Directed by Megan Griffiths, executive produced by Joanne Woodward and dedicated to the memory of her late husband Paul Newman, LUCKY THEM has been sitting on the shelf for a wee while.
This happened to another Toni Collette starrer recently, A LONG WAY DOWN, which was only released (finally) for the British Film Festival. Both films deserve better.
In LUCKY THEM, Collette plays Ellie Krug, a rock journalist who had an impetuous relationship with an enigmatic and reclusive rock star who disappeared at the height of his fame, presumed dead.
When reports of sightings of the missing muso start surfacing, Ellie’s editor insists she investigate and write not just “a piece” but a memoir.
Reluctantly, with dismissal from the magazine if she does not pursue the assignment, she goes about discovering the source of these sightings.
Extricating a thousand dollars from her editor to pay her source, she inadvertently loses the grand and has to beg the money from an old suitor, who agrees on the cash with the proviso that he tag along and make a documentary film of the investigation.

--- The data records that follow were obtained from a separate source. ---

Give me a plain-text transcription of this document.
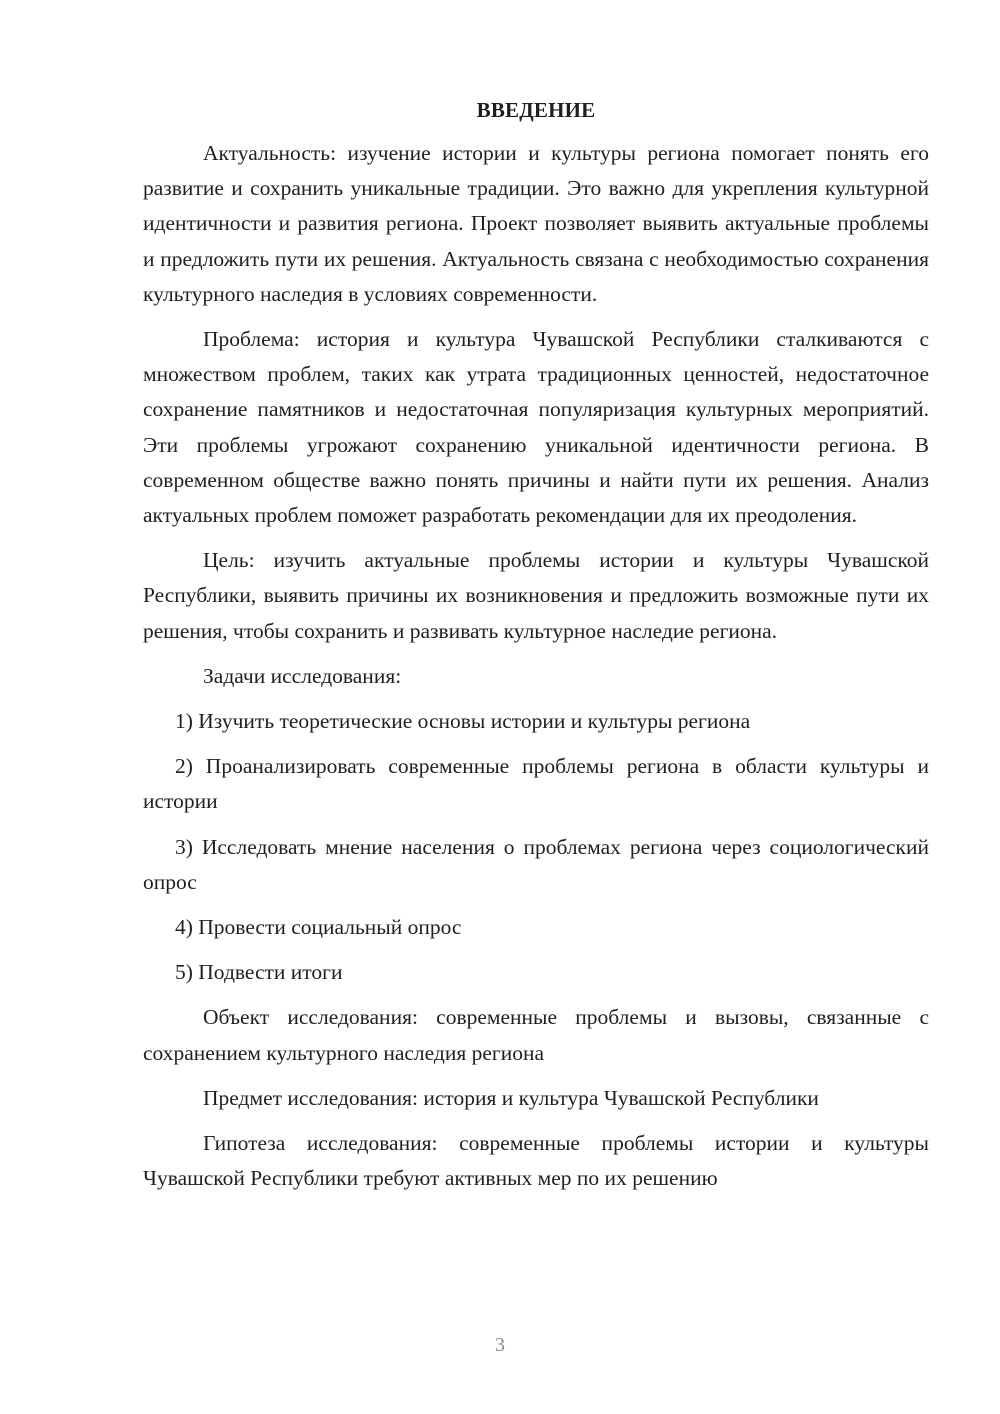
ВВЕДЕНИЕ

Актуальность: изучение истории и культуры региона помогает понять его развитие и сохранить уникальные традиции. Это важно для укрепления культурной идентичности и развития региона. Проект позволяет выявить актуальные проблемы и предложить пути их решения. Актуальность связана с необходимостью сохранения культурного наследия в условиях современности.

Проблема: история и культура Чувашской Республики сталкиваются с множеством проблем, таких как утрата традиционных ценностей, недостаточное сохранение памятников и недостаточная популяризация культурных мероприятий. Эти проблемы угрожают сохранению уникальной идентичности региона. В современном обществе важно понять причины и найти пути их решения. Анализ актуальных проблем поможет разработать рекомендации для их преодоления.

Цель: изучить актуальные проблемы истории и культуры Чувашской Республики, выявить причины их возникновения и предложить возможные пути их решения, чтобы сохранить и развивать культурное наследие региона.

Задачи исследования:

1) Изучить теоретические основы истории и культуры региона

2) Проанализировать современные проблемы региона в области культуры и истории

3) Исследовать мнение населения о проблемах региона через социологический опрос

4) Провести социальный опрос

5) Подвести итоги

Объект исследования: современные проблемы и вызовы, связанные с сохранением культурного наследия региона

Предмет исследования: история и культура Чувашской Республики

Гипотеза исследования: современные проблемы истории и культуры Чувашской Республики требуют активных мер по их решению

3
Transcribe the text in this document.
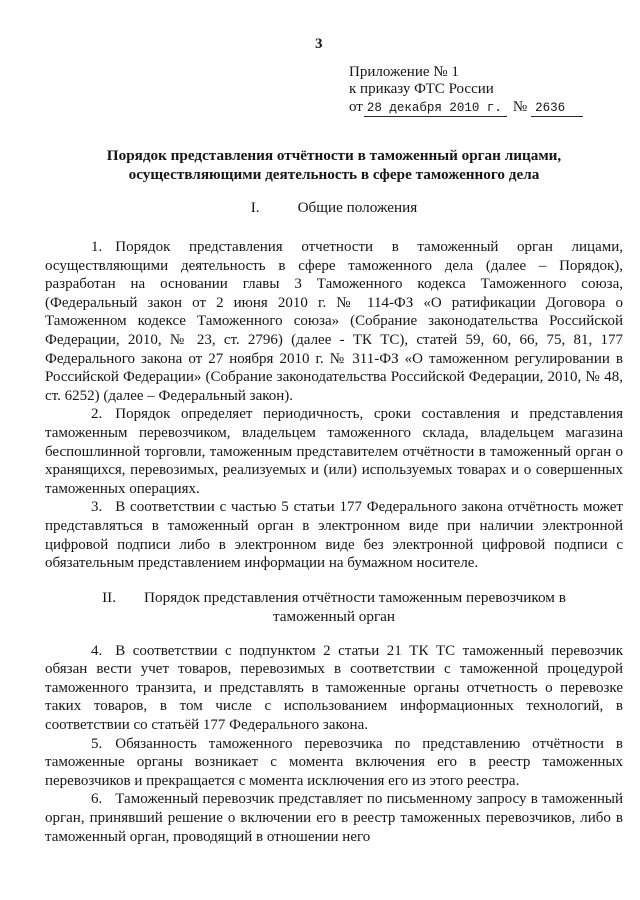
3
Приложение № 1
к приказу ФТС России
от 28 декабря 2010 г. № 2636
Порядок представления отчётности в таможенный орган лицами, осуществляющими деятельность в сфере таможенного дела
I.	Общие положения

1. Порядок представления отчетности в таможенный орган лицами, осуществляющими деятельность в сфере таможенного дела (далее – Порядок), разработан на основании главы 3 Таможенного кодекса Таможенного союза, (Федеральный закон от 2 июня 2010 г. № 114-ФЗ «О ратификации Договора о Таможенном кодексе Таможенного союза» (Собрание законодательства Российской Федерации, 2010, № 23, ст. 2796) (далее - ТК ТС), статей 59, 60, 66, 75, 81, 177 Федерального закона от 27 ноября 2010 г. № 311-ФЗ «О таможенном регулировании в Российской Федерации» (Собрание законодательства Российской Федерации, 2010, № 48, ст. 6252) (далее – Федеральный закон).

2. Порядок определяет периодичность, сроки составления и представления таможенным перевозчиком, владельцем таможенного склада, владельцем магазина беспошлинной торговли, таможенным представителем отчётности в таможенный орган о хранящихся, перевозимых, реализуемых и (или) используемых товарах и о совершенных таможенных операциях.

3. В соответствии с частью 5 статьи 177 Федерального закона отчётность может представляться в таможенный орган в электронном виде при наличии электронной цифровой подписи либо в электронном виде без электронной цифровой подписи с обязательным представлением информации на бумажном носителе.

II. Порядок представления отчётности таможенным перевозчиком в таможенный орган

4. В соответствии с подпунктом 2 статьи 21 ТК ТС таможенный перевозчик обязан вести учет товаров, перевозимых в соответствии с таможенной процедурой таможенного транзита, и представлять в таможенные органы отчетность о перевозке таких товаров, в том числе с использованием информационных технологий, в соответствии со статьёй 177 Федерального закона.

5. Обязанность таможенного перевозчика по представлению отчётности в таможенные органы возникает с момента включения его в реестр таможенных перевозчиков и прекращается с момента исключения его из этого реестра.

6. Таможенный перевозчик представляет по письменному запросу в таможенный орган, принявший решение о включении его в реестр таможенных перевозчиков, либо в таможенный орган, проводящий в отношении него
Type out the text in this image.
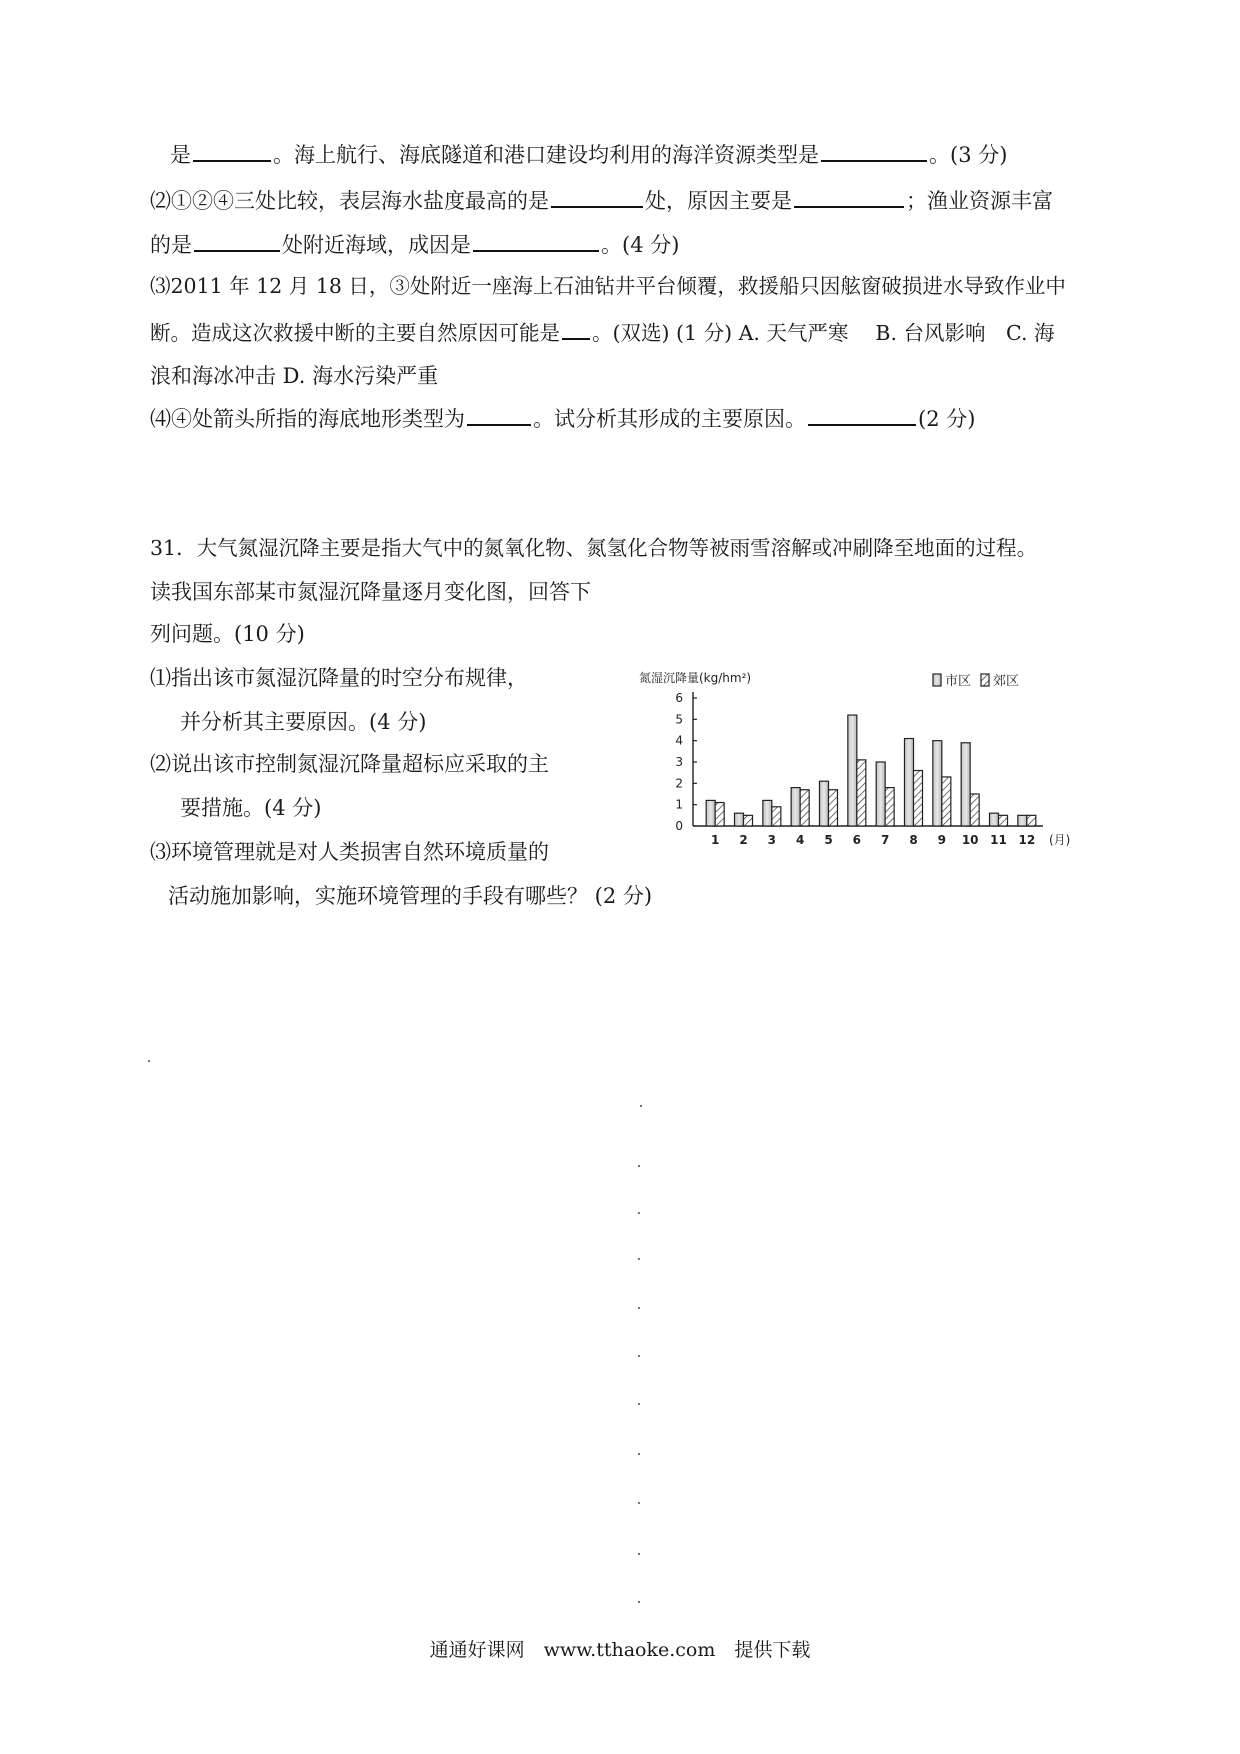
是	。海上航行、海底隧道和港口建设均利用的海洋资源类型是	。(3 分)
⑵①②④三处比较，表层海水盐度最高的是	处，原因主要是	；渔业资源丰富
的是	处附近海域，成因是	。(4 分)
⑶2011 年 12 月 18 日，③处附近一座海上石油钻井平台倾覆，救援船只因舷窗破损进水导致作业中
断。造成这次救援中断的主要自然原因可能是 。(双选) (1 分) A. 天气严寒　 B. 台风影响　C. 海
浪和海冰冲击 D. 海水污染严重
⑷④处箭头所指的海底地形类型为	。试分析其形成的主要原因。	(2 分)
31．大气氮湿沉降主要是指大气中的氮氧化物、氮氢化合物等被雨雪溶解或冲刷降至地面的过程。
读我国东部某市氮湿沉降量逐月变化图，回答下
列问题。(10 分)
⑴指出该市氮湿沉降量的时空分布规律，
并分析其主要原因。(4 分)
⑵说出该市控制氮湿沉降量超标应采取的主
要措施。(4 分)
⑶环境管理就是对人类损害自然环境质量的
活动施加影响，实施环境管理的手段有哪些？ (2 分)
氮湿沉降量(kg/hm²)	市区 郊区
0
1
2
3
4
5
6
1 2 3 4 5 6 7 8 9 10 11 12 (月)
通通好课网　www.tthaoke.com　提供下载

The narrative becomes much bigger than the story, with tributaries, estuaries, meanders and watersheds.
Ellie discovers a new talent, Lucas Stone, who may be the next big thing in both the industry and Ellie’s heart. There’s a wedding that has a few more surprises that naturally occur during ordinary nuptials, and there’s a cameo from an A list star that’s a wonder.
Collette is quite cool as the perennial rock chick, a Peta Pan, if you will, not really wanting to grow up, certainly not wanting to get old.
Oliver Platt is in fine form as her editor and Thomas Hayden Church channels Thomas Hayden Church as the ex-suitor cum documentarian whose eccentricity is baffling yet vaguely endearing.
As singer songwriter Lucas Stone, Ryan Eggold epitomises the romantic rakish latent rock talent.
LUCKY THEM is a bitter sweet journey to the other side of ALMOST FAMOUS.